Further Review of Patient #7 ' s medical record indicated an ED Physician ordered one dose of the following medications which were scanned as given as an intramuscular (IM) injection at 10:38 P.M. by Nurse #1: Haloperidol Lactate (Haldol, an antipsychotic), five milligrams (mg) and Lorazepam (Ativan, a benzodiazepine), one mg; additionally, an ED Phyician ordered a four-point mechanical restraint which was applied by security staff at 10:45 P.M.

Review of Nurse #1 ' s Progress Note, dated 2/3/22, indicated Patient #7 was refusing bloodwork and was ready for discharge when he/she told staff, "But I am going to kill myself." The Note indicated security was called as Patient #7 was noncompliant with the plan of care and/or bloodwork, he/she was swearing, threatening to sue staff, and threatening to leave the Hospital. The Note indicated Patient #1 was restrained by security, had a one-to-one observer and was given bedside medications per physician's order.

Review of the Physician ' s Progress Note, dated 2/3/22, indicated Patient #7 was transiently aggressive and a harm to him/herself and staff, but improved after anxiolysis.

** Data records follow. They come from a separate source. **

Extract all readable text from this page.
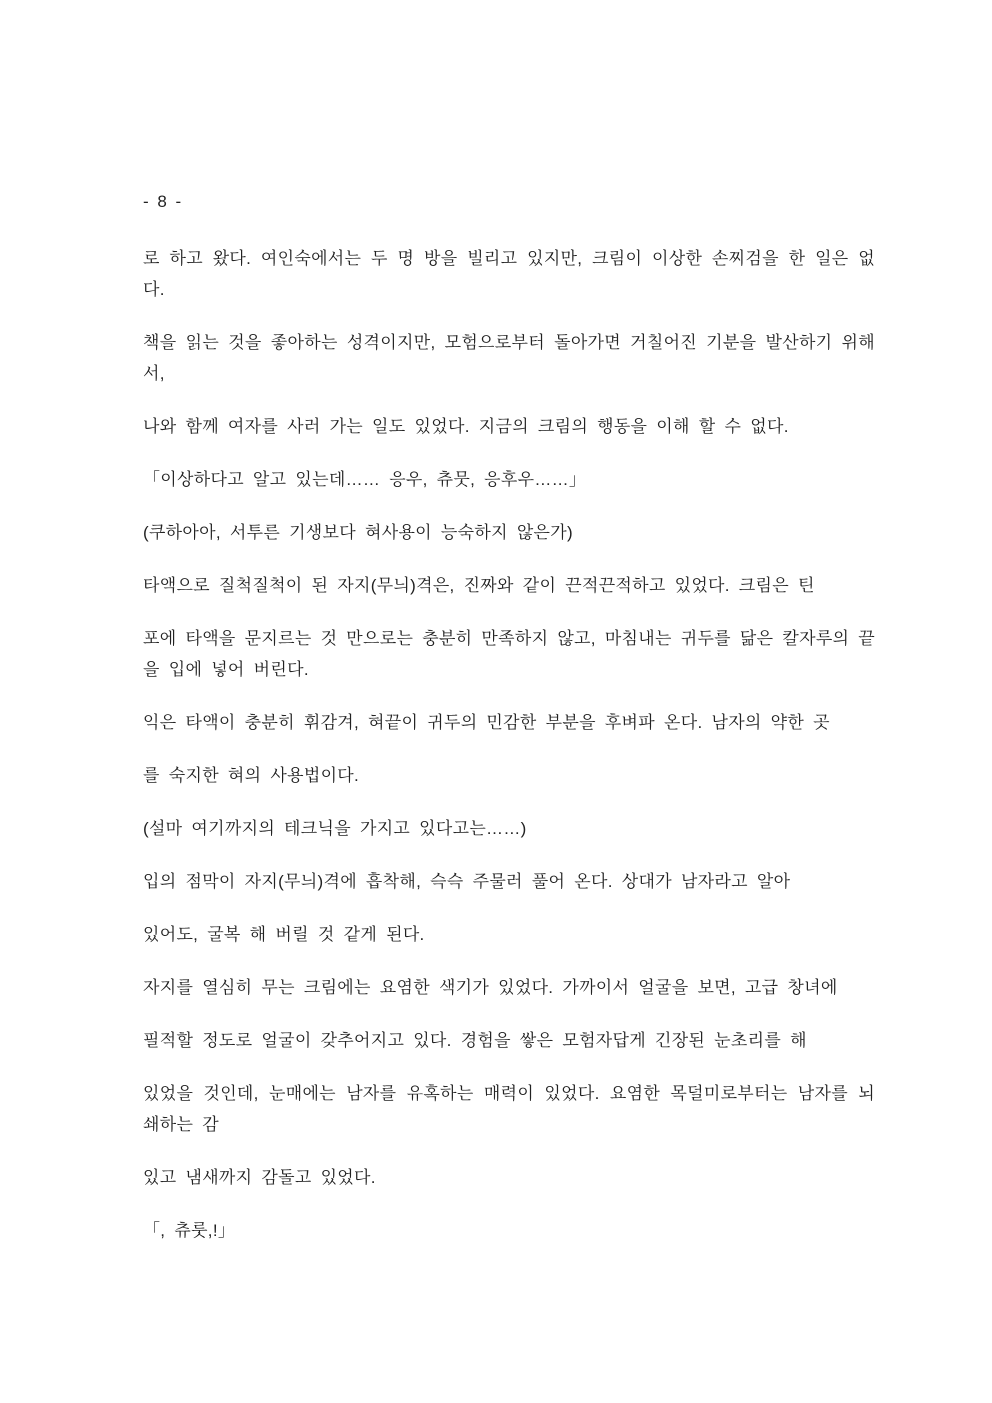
- 8 -

로 하고 왔다. 여인숙에서는 두 명 방을 빌리고 있지만, 크림이 이상한 손찌검을 한 일은 없다.

책을 읽는 것을 좋아하는 성격이지만, 모험으로부터 돌아가면 거칠어진 기분을 발산하기 위해서,

나와 함께 여자를 사러 가는 일도 있었다. 지금의 크림의 행동을 이해 할 수 없다.

「이상하다고 알고 있는데…… 응우, 츄뭇, 응후우……」

(쿠하아아, 서투른 기생보다 혀사용이 능숙하지 않은가)

타액으로 질척질척이 된 자지(무늬)격은, 진짜와 같이 끈적끈적하고 있었다. 크림은 틴

포에 타액을 문지르는 것 만으로는 충분히 만족하지 않고, 마침내는 귀두를 닮은 칼자루의 끝을 입에 넣어 버린다.

익은 타액이 충분히 휘감겨, 혀끝이 귀두의 민감한 부분을 후벼파 온다. 남자의 약한 곳

를 숙지한 혀의 사용법이다.

(설마 여기까지의 테크닉을 가지고 있다고는……)

입의 점막이 자지(무늬)격에 흡착해, 슥슥 주물러 풀어 온다. 상대가 남자라고 알아

있어도, 굴복 해 버릴 것 같게 된다.

자지를 열심히 무는 크림에는 요염한 색기가 있었다. 가까이서 얼굴을 보면, 고급 창녀에

필적할 정도로 얼굴이 갖추어지고 있다. 경험을 쌓은 모험자답게 긴장된 눈초리를 해

있었을 것인데, 눈매에는 남자를 유혹하는 매력이 있었다. 요염한 목덜미로부터는 남자를 뇌쇄하는 감

있고 냄새까지 감돌고 있었다.

「, 츄룻,!」
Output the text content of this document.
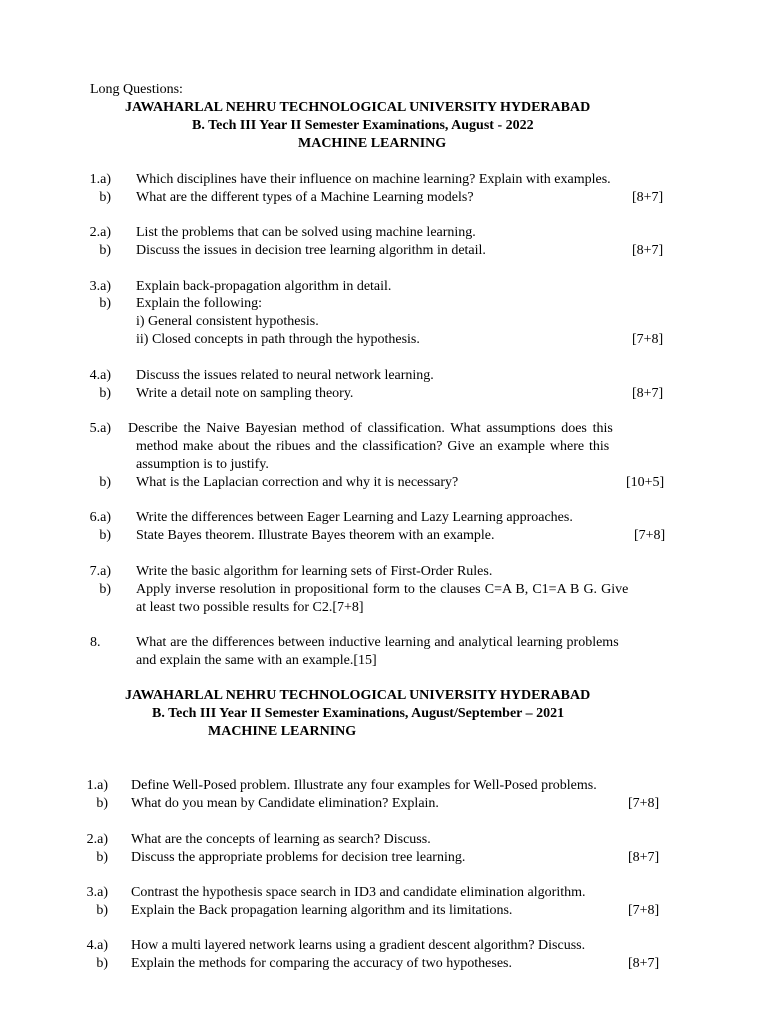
Long Questions:
JAWAHARLAL NEHRU TECHNOLOGICAL UNIVERSITY HYDERABAD
B. Tech III Year II Semester Examinations, August - 2022
MACHINE LEARNING
1.a) Which disciplines have their influence on machine learning? Explain with examples.
b) What are the different types of a Machine Learning models?	[8+7]
2.a) List the problems that can be solved using machine learning.
b) Discuss the issues in decision tree learning algorithm in detail.	[8+7]
3.a) Explain back-propagation algorithm in detail.
b) Explain the following:
i) General consistent hypothesis.
ii) Closed concepts in path through the hypothesis.	[7+8]
4.a) Discuss the issues related to neural network learning.
b) Write a detail note on sampling theory.	[8+7]
5.a) Describe the Naive Bayesian method of classification. What assumptions does this
method make about the ribues and the classification? Give an example where this
assumption is to justify.
b) What is the Laplacian correction and why it is necessary?	[10+5]
6.a) Write the differences between Eager Learning and Lazy Learning approaches.
b) State Bayes theorem. Illustrate Bayes theorem with an example.	[7+8]
7.a) Write the basic algorithm for learning sets of First-Order Rules.
b) Apply inverse resolution in propositional form to the clauses C=A B, C1=A B G. Give
at least two possible results for C2.[7+8]
8.	What are the differences between inductive learning and analytical learning problems
and explain the same with an example.[15]
JAWAHARLAL NEHRU TECHNOLOGICAL UNIVERSITY HYDERABAD
B. Tech III Year II Semester Examinations, August/September – 2021
MACHINE LEARNING
1.a) Define Well-Posed problem. Illustrate any four examples for Well-Posed problems.
b) What do you mean by Candidate elimination? Explain.	[7+8]
2.a) What are the concepts of learning as search? Discuss.
b) Discuss the appropriate problems for decision tree learning.	[8+7]
3.a) Contrast the hypothesis space search in ID3 and candidate elimination algorithm.
b) Explain the Back propagation learning algorithm and its limitations.	[7+8]
4.a) How a multi layered network learns using a gradient descent algorithm? Discuss.
b) Explain the methods for comparing the accuracy of two hypotheses.	[8+7]
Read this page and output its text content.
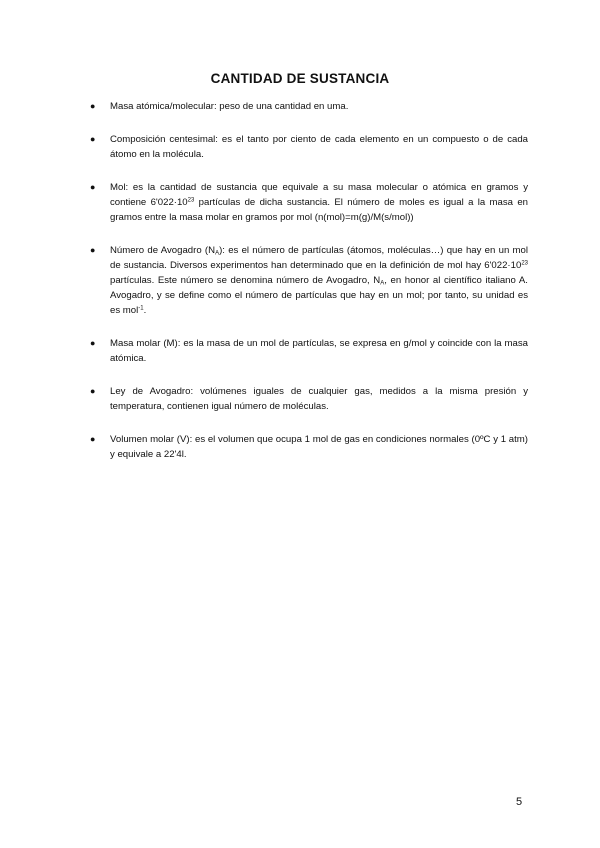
CANTIDAD DE SUSTANCIA
● Masa atómica/molecular: peso de una cantidad en uma.
● Composición centesimal: es el tanto por ciento de cada elemento en un compuesto o de cada átomo en la molécula.
● Mol: es la cantidad de sustancia que equivale a su masa molecular o atómica en gramos y contiene $6'022\cdot 10^{23}$ partículas de dicha sustancia. El número de moles es igual a la masa en gramos entre la masa molar en gramos por mol (n(mol)=m(g)/M(s/mol))
● Número de Avogadro $(N_A)$: es el número de partículas (átomos, moléculas…) que hay en un mol de sustancia. Diversos experimentos han determinado que en la definición de mol hay $6'022\cdot 10^{23}$ partículas. Este número se denomina número de Avogadro, $N_A$, en honor al científico italiano A. Avogadro, y se define como el número de partículas que hay en un mol; por tanto, su unidad es es mol$^{-1}$.
● Masa molar (M): es la masa de un mol de partículas, se expresa en g/mol y coincide con la masa atómica.
● Ley de Avogadro: volúmenes iguales de cualquier gas, medidos a la misma presión y temperatura, contienen igual número de moléculas.
● Volumen molar (V): es el volumen que ocupa 1 mol de gas en condiciones normales (0ºC y 1 atm) y equivale a 22'4l.
5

During an interview with Nurse #1 on 8/30/23 at 3:15 P.M., she acknowledged caring for Patient #7 on 2/3/22, when Patient #7 became angry and wanted to leave the Hospital. Nurse #1 said she spoke with Patient #7 ' s physician and requested assistance from security due to safety concerns. Nurse #1 said that she may scan an IM medication prior to entering a patient ' s room to administer the mediation if there are safety concerns due to violence that require a therapeutic hold/restraint to administer an IM medication. Nurse #1 said she was unable to recall if she administered Patient #7 ' s IM antipsychotic and benzodiazepine before or after the physical restraint was applied on 2/3/22.

During an interview with the Executive Director of Risk Management and the Chief Quality and Safety Officer on 8/28/23 at 10:10 A.M., they acknowledged that the Hospital ' s Restraint/Seclusion Policy indicated that chemical restraint was not practiced at the Hospital

During an interview with the Chair of Emergency Medicine on 8/28/23 at 11:06 A.M., he acknowledged the Hospital ' s Restraint/Seclusion Policy indicated that chemical restraint was not practiced at the Hospital. The Chair of Emergency Medicine said a chemical restraint would be a medication/medication combination that would physically immobilize a patient to restrict movements. The Chair of Emergency Medicine said that if a patient was administered an antipsychotic and benzodiazepine, IM, without the patient ' s consent, and while in a physical restraint/physical hold, the Hospital would not consider that a chemical restraint if said patient ' s unsafe behaviors are part of their underlying psychiatric condition.

Although the Hospital does not have a chemical restraint policy, staff interviews and record reviews indicated Patient #7 was administered one IM dose of Haloperidol Lactate (Haldol, an antipsychotic), five milligrams (mg) and Lorazepam (Ativan, a benzodiazepine), one mg, in conjunction with a four-point mechanical restraint due to his/her behaviors and safety concerns in the ED.